É essa a peça que muda a natureza do caso. Delação é versão: o colaborador entrega o relato em troca de benefício, e o relato só vale o que a confirmação documental permitir. O Coaf, ao contrário, não tem interesse na narrativa: ele registra movimentação atípica conforme regra de compliance.

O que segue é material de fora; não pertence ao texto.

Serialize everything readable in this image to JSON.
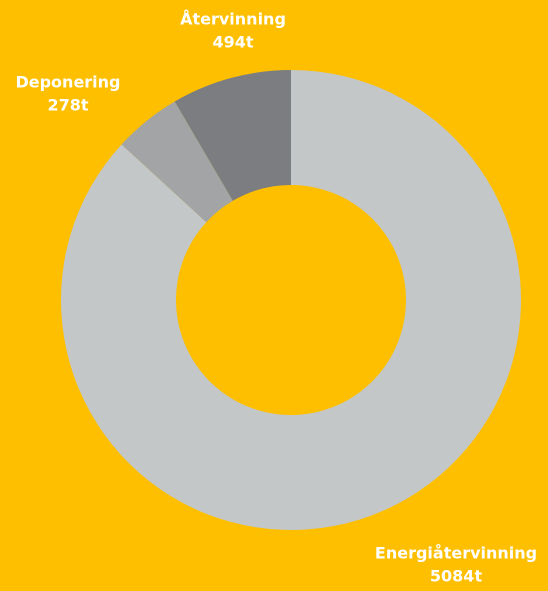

Quando um órgão de controle já havia sinalizado os repasses e o delator descreve o mecanismo por trás deles, a investigação deixa de depender de uma palavra e passa a trabalhar com duas fontes independentes — que é exatamente como se constrói prova em caso financeiro.
O que a delação acrescenta ao que o Coaf já mostrou
O que Vorcaro traz é a explicação do desenho: uma comissão de 10% sobre recursos públicos direcionados a instituição; a atuação de ACM Neto para levar R$ 2 bilhões de institutos de previdência ao Master; a contrapartida de até R$ 200 milhões; uma espécie de conta corrente no banco para acompanhar as comissões; e pagamentos em espécie ou via contratos que o banqueiro classifica como de fachada. Nenhum desses elementos é, por si, prova — mas todos são verificáveis, e é isso que lhes dá relevância: percentual, valor de referência, destino e forma de pagamento são checáveis em extratos, contratos e registros de entrada.
Por que o número redondo incomoda
R$ 5,4 milhões pagos é um valor que existe, tem data e tem destinatário identificado. Contra ele só há três explicações possíveis — serviço prestado, investimento ou contrapartida indevida. As duas primeiras se provam com contrato, nota fiscal e entrega; a terceira se prova com o resto. Uma relação comercial legítima com um banco sob investigação não é crime — mas também não se explica por si: exige documento. É essa a fronteira que o caso impõe a ACM Neto, candidato ao governo da Bahia.
A conta final: o rastro está no papel desde antes da delação — R$ 5,4 milhões em dois anos, sinalizados por controle oficial. O que falta não é acusação: é explicação verificável. E num caso que envolve dinheiro de institutos de previdência, a diferença entre “tudo legal” e “tudo comprovado” é feita de uma coisa só: nota fiscal.